À une semaine de la journée du 22 juillet, la majorité présidentielle donne l'image d'une coalition profondément divisée. Alors que le secrétaire permanent de l'Union sacrée de la nation (USN), André Mbata, maintient son appel à une mobilisation générale, l'UDPS, principal parti de la plateforme présidentielle, s'est publiquement désolidarisée de cette initiative.
Dans une nouvelle déclaration, André Mbata a réaffirmé que les partis, regroupements politiques et personnalités membres de l'USN sont appelés à manifester le 22 juillet à Kinshasa, dans les provinces ainsi qu'au sein de la diaspora. Réagissant implicitement à la position de l'UDPS, il a rappelé que l'Union sacrée compte plus de 900 composantes et qu'elle ne peut être assimilée à un seul parti politique. Il a également demandé aux membres de la plateforme de ne suivre que les communications émanant de lui, en tant que porte-parole officiel de l'USN.
Cette sortie intervient après la prise de position du secrétaire général et président intérimaire de l'UDPS, Augustin Kabuya.
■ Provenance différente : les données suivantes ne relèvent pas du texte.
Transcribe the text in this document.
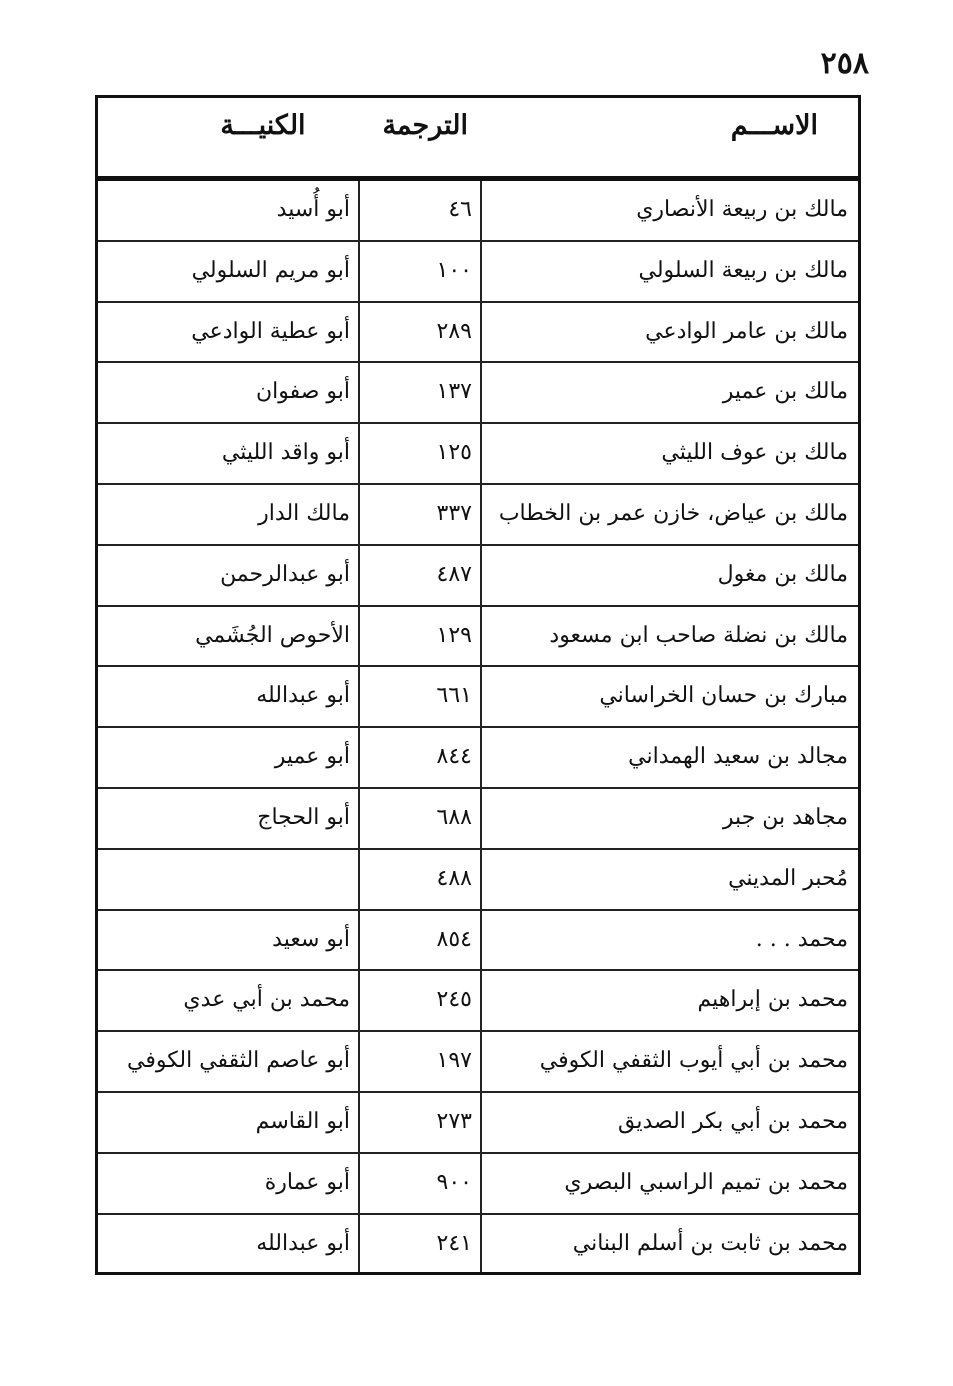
٢٥٨
الاســـم
الترجمة
الكنيـــة
مالك بن ربيعة الأنصاري
٤٦
أبو أُسيد
مالك بن ربيعة السلولي
١٠٠
أبو مريم السلولي
مالك بن عامر الوادعي
٢٨٩
أبو عطية الوادعي
مالك بن عمير
١٣٧
أبو صفوان
مالك بن عوف الليثي
١٢٥
أبو واقد الليثي
مالك بن عياض، خازن عمر بن الخطاب
٣٣٧
مالك الدار
مالك بن مغول
٤٨٧
أبو عبدالرحمن
مالك بن نضلة صاحب ابن مسعود
١٢٩
الأحوص الجُشَمي
مبارك بن حسان الخراساني
٦٦١
أبو عبدالله
مجالد بن سعيد الهمداني
٨٤٤
أبو عمير
مجاهد بن جبر
٦٨٨
أبو الحجاج
مُحبر المديني
٤٨٨
محمد . . .
٨٥٤
أبو سعيد
محمد بن إبراهيم
٢٤٥
محمد بن أبي عدي
محمد بن أبي أيوب الثقفي الكوفي
١٩٧
أبو عاصم الثقفي الكوفي
محمد بن أبي بكر الصديق
٢٧٣
أبو القاسم
محمد بن تميم الراسبي البصري
٩٠٠
أبو عمارة
محمد بن ثابت بن أسلم البناني
٢٤١
أبو عبدالله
Ce dernier a clairement indiqué que son parti ne participera pas à cette manifestation, qualifiant l'initiative d'André Mbata de « piège » à éviter, d'autant plus que l'opposition prévoit également une marche le même jour.
Cette divergence met en lumière une fissure inédite au sein de la famille présidentielle. Le désaveu public de l'UDPS, formation politique du président Félix Tshisekedi et principale force de l'Union sacrée, soulève des interrogations sur la cohésion de la majorité et sur la capacité de l'USN à mobiliser largement sans l'implication de son parti moteur.
L'insistance d'André Mbata à maintenir l'appel à manifester, malgré le refus de l'UDPS, fait également craindre une montée des tensions. La tenue simultanée de manifestations de la majorité et de l'opposition pourrait accroître les risques de face-à-face entre militants, avec des conséquences potentielles sur l'ordre public, surtout dans un contexte politique déjà marqué par une forte polarisation.
À quelques jours de l'échéance, les regards restent tournés vers les autorités compétentes, appelées à garantir le respect des libertés publiques tout en prévenant tout débordement susceptible de compromettre la sécurité des citoyens.